Tumor-specific CD8+ Tc9 Cells Activate Host CD4+ T Cells to Control Antigen-Lost Tumors

Abstract Cancer immunotherapies relying on targeted destruction of cancer cells by potent antitumor T cells have achieved unprecedented success in recent years. As a main form of cancer immunotherapies, adoptive T cell therapy (ACT) has shown a durable response in certain cancer patients. However, this response is often short-lived and tumor relapse occurs due to the outgrowth of antigen-lost-variant (ALV) tumors and poor antitumor immune response. Here, We reported that adoptively transfer of murine tumor-specific CD8+ Tc9 but not Tc1/CTL cells achieved long-term control of tumor growth in vivo. Here, we demonstrated that murine tumor-specific Tc9 cells not only killed antigen-expressing primary tumors but also controlled the outgrowth of antigen-lost relapsed tumors by recruiting and activating host effector CD4+ T cells that recognized relapsed tumors.

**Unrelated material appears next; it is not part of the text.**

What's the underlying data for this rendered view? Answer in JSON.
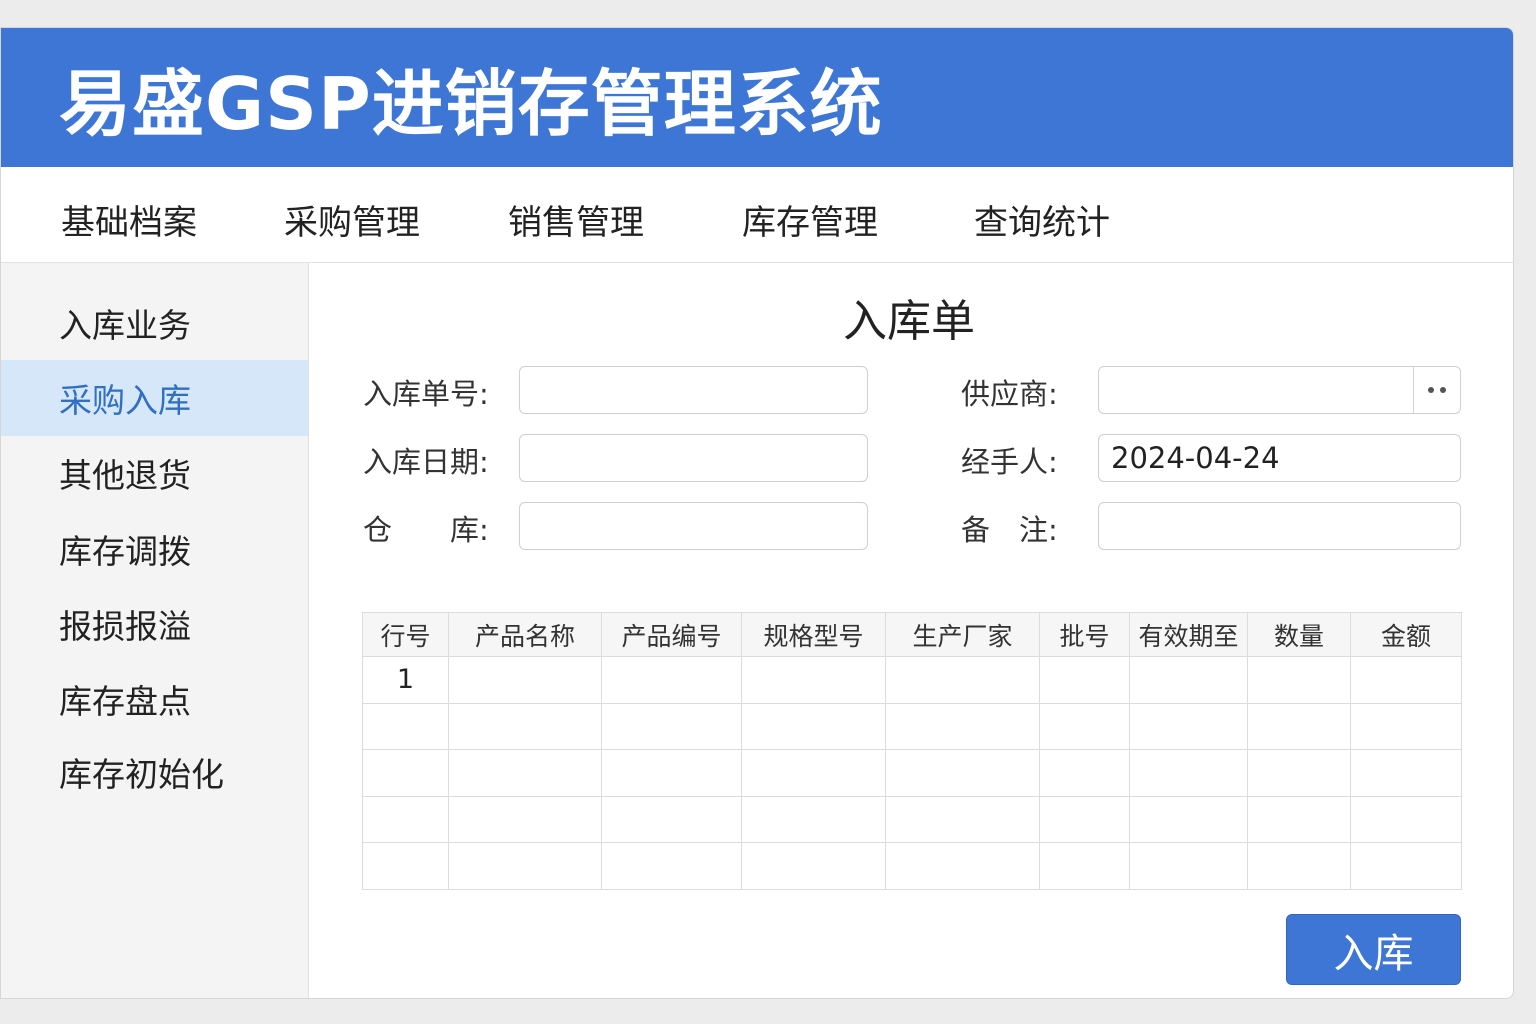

Tc9 cells secreted IL-24 and recruited CCR7-expressing conventional type-2 dendritic cells (cDC2) into tumor-draining lymph nodes to prime host CD4+ T cell response against relapsed tumors. Depleting host CD4+ T cells or deficiency in CCR7 expression impaired Tc9 cell ability to control the outgrowth of relapsed tumor. We also observed that intratumoral IL24 expression was positively correlated with gene signatures of cDC2 and CD4+ T cells in human cancers and expression of IL24 and cDC2 and CD4+ T cell gene signatures were associated with patient’s overall survival. Thus, this study uncovers a novel mechanism underlying activation of tumor-specific CD4+ T cells in vivo. Citation Format: Liuling Xiao, Qing Yi. Tumor-specific CD8+ Tc9 cells activate host CD4+ T cells to control antigen-lost tumors [abstract]. In: Proceedings of the American Association for Cancer Research Annual Meeting 2024; Part 1 (Regular Abstracts); 2024 Apr 5-10; San Diego, CA. Philadelphia (PA): AACR; Cancer Res 2024;84(6_Suppl):Abstract nr 3606.